Queen Anne's Bounty Act 1703
- Parliament of England
- Long title: An Act for makeing more effectuall Her Majesties Gracious Intencions for the Augmentacion of the Maintenance of the Poor Clergy by enabling Her Majesty to grant in Perpetuity the Revenues of the First Fruits and Tenths and also for enabling any other Persons to make Grants for the same Purpose.
- Citation: 2 & 3 Ann. c. 20; 2 & 3 Ann. c. 11;
- Territorial extent: England and Wales

Dates
- Royal assent: 3 April 1704
- Commencement: 9 November 1703
- Repealed: 29 July 1960

Other legislation
- Amended by: First Fruits and Tenths Measure 1926; Law Reform (Married Women and Tortfeasors) Act 1935; Statute Law Revision Act 1948;
- Repealed by: Charities Act 1960
- Relates to: First Fruits and Tenths Act 1534; Crown Lands Act 1702; Queen Anne's Bounty Act 1706;

Status: Repealed

Text of statute as originally enacted

= Queen Anne's Bounty Act 1703 =

Act of the Parliament of England

The Queen Anne's Bounty Act 1703 (2 & 3 Ann. c 20) was an act of the Parliament of England, granting "in Perpetuity the Revenues of the First Fruits and Tenths" for the support of the poor clergy of England.

== Subsequent developments ==
Sections 2, 3 and 7 of the act were repealed by section 6 of, and the second schedule to, the First Fruits and Tenths Measure 1926 (No. 5).

The words "or women covert without their husbands" in section 6 of the act were repealed by section 5(2) of, and Schedule 2 to, the Law Reform (Married Women and Tortfeasors) Act 1935 (25 & 26 Geo. 5. c. 30).
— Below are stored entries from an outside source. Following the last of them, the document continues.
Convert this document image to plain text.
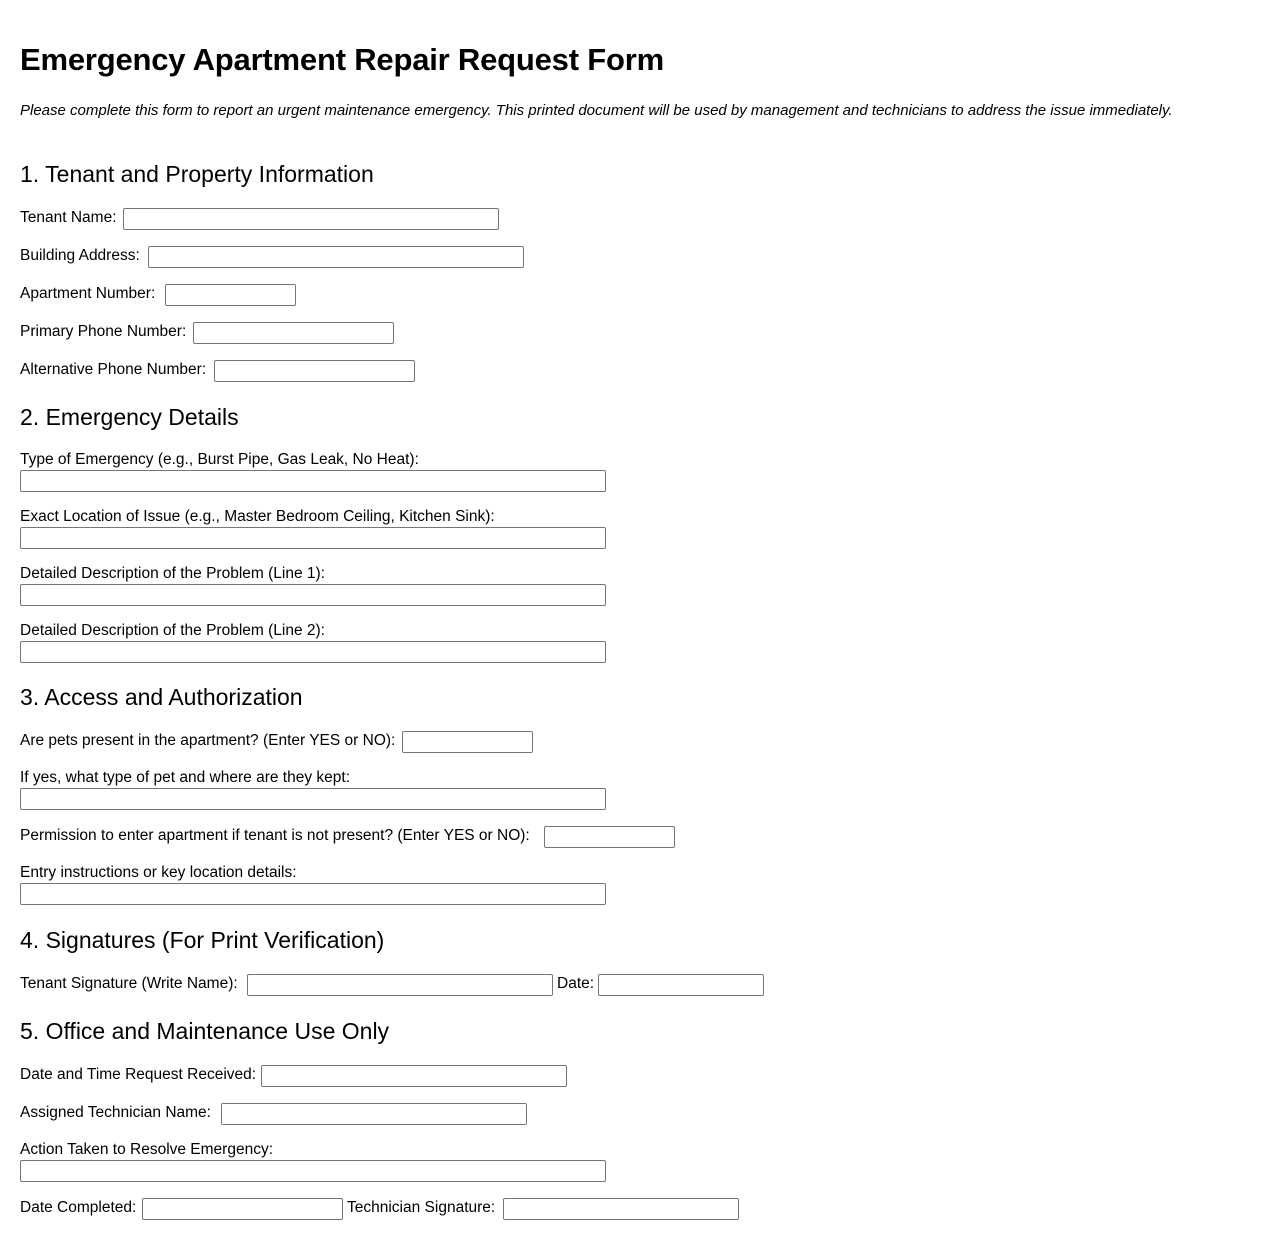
Emergency Apartment Repair Request Form

Please complete this form to report an urgent maintenance emergency. This printed document will be used by management and technicians to address the issue immediately.

1. Tenant and Property Information
Tenant Name:
Building Address:
Apartment Number:
Primary Phone Number:
Alternative Phone Number:
2. Emergency Details
Type of Emergency (e.g., Burst Pipe, Gas Leak, No Heat):
Exact Location of Issue (e.g., Master Bedroom Ceiling, Kitchen Sink):
Detailed Description of the Problem (Line 1):
Detailed Description of the Problem (Line 2):
3. Access and Authorization
Are pets present in the apartment? (Enter YES or NO):
If yes, what type of pet and where are they kept:
Permission to enter apartment if tenant is not present? (Enter YES or NO):
Entry instructions or key location details:
4. Signatures (For Print Verification)
Tenant Signature (Write Name):	Date:
5. Office and Maintenance Use Only
Date and Time Request Received:
Assigned Technician Name:
Action Taken to Resolve Emergency:
Date Completed:	Technician Signature:
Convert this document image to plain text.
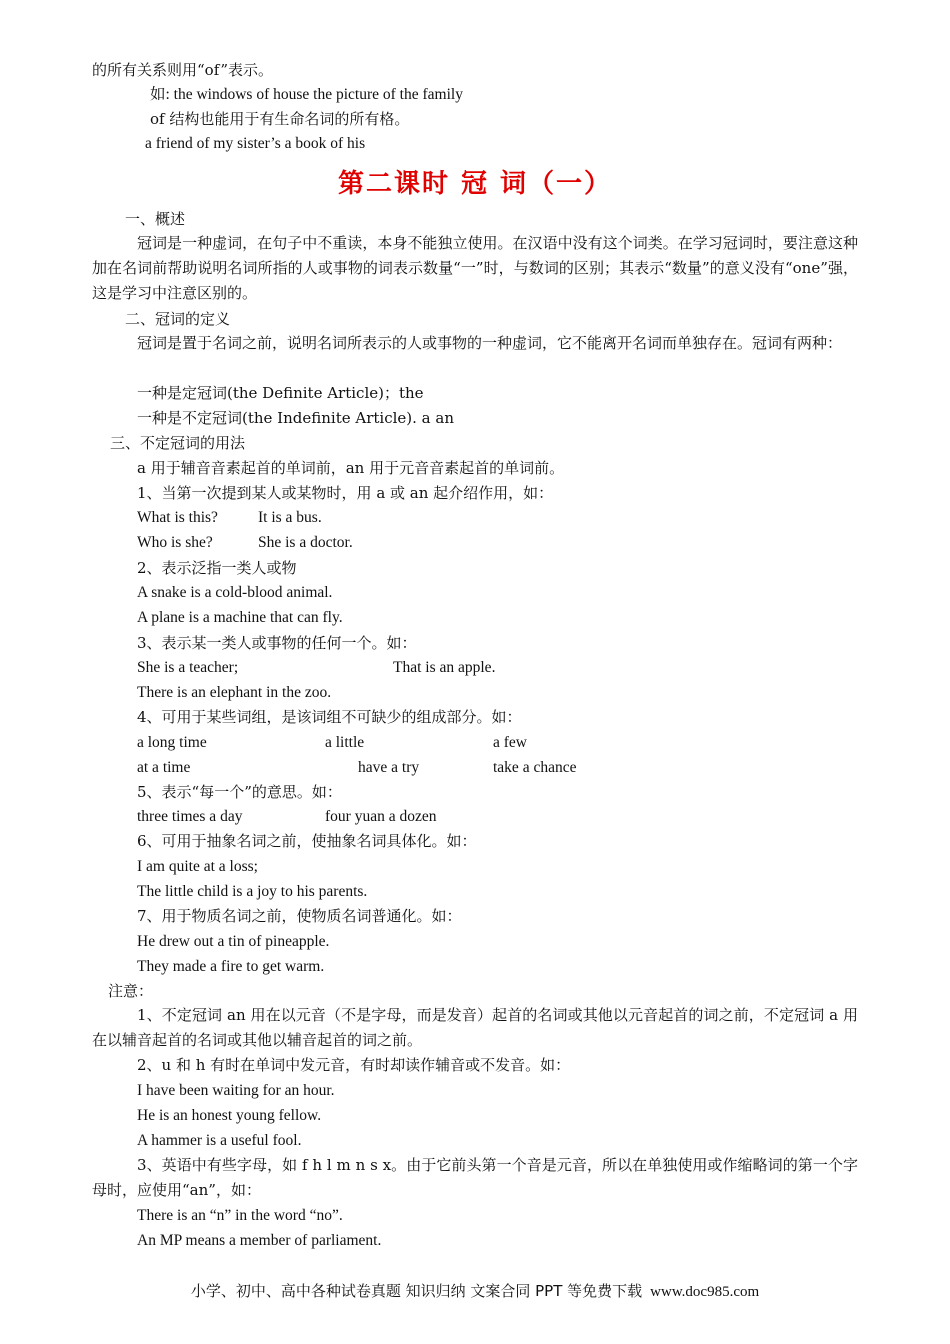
的所有关系则用“of”表示。
如: the windows of house the picture of the family
of 结构也能用于有生命名词的所有格。
a friend of my sister’s a book of his
第二课时 冠 词（一）
一、概述
冠词是一种虚词，在句子中不重读，本身不能独立使用。在汉语中没有这个词类。在学习冠词时，要注意这种加在名词前帮助说明名词所指的人或事物的词表示数量“一”时，与数词的区别；其表示“数量”的意义没有“one”强，这是学习中注意区别的。
二、冠词的定义
冠词是置于名词之前，说明名词所表示的人或事物的一种虚词，它不能离开名词而单独存在。冠词有两种：
一种是定冠词(the Definite Article)；the
一种是不定冠词(the Indefinite Article). a an
三、不定冠词的用法
a 用于辅音音素起首的单词前，an 用于元音音素起首的单词前。
1、当第一次提到某人或某物时，用 a 或 an 起介绍作用，如：
What is this?	It is a bus.
Who is she?	She is a doctor.
2、表示泛指一类人或物
A snake is a cold-blood animal.
A plane is a machine that can fly.
3、表示某一类人或事物的任何一个。如：
She is a teacher;	That is an apple.
There is an elephant in the zoo.
4、可用于某些词组，是该词组不可缺少的组成部分。如：
a long time	a little	a few
at a time	have a try	take a chance
5、表示“每一个”的意思。如：
three times a day	four yuan a dozen
6、可用于抽象名词之前，使抽象名词具体化。如：
I am quite at a loss;
The little child is a joy to his parents.
7、用于物质名词之前，使物质名词普通化。如：
He drew out a tin of pineapple.
They made a fire to get warm.
注意：
1、不定冠词 an 用在以元音（不是字母，而是发音）起首的名词或其他以元音起首的词之前，不定冠词 a 用在以辅音起首的名词或其他以辅音起首的词之前。
2、u 和 h 有时在单词中发元音，有时却读作辅音或不发音。如：
I have been waiting for an hour.
He is an honest young fellow.
A hammer is a useful fool.
3、英语中有些字母，如 f h l m n s x。由于它前头第一个音是元音，所以在单独使用或作缩略词的第一个字母时，应使用“an”，如：
There is an “n” in the word “no”.
An MP means a member of parliament.
小学、初中、高中各种试卷真题 知识归纳 文案合同 PPT 等免费下载 www.doc985.com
In this section, the words from "inrolled in such manner" to "bargaines and sales" and the word "inrolled" where thereafter occurring were repealed by section 1 of, and the first schedule to, the Statute Law Revision Act 1948 (11 & 12 Geo. 6. c. 62).

Section 1 of the act was repealed by section 39(1) of, and schedule 5 to, the Charities Act 1960 (8 & 9 Eliz. 2. c. 58), which came into force on 1 January 1961.

The whole act, so far as not otherwise repealed, was repealed by section 48(2) of, and part II of schedule 7 to, the Charities Act 1960.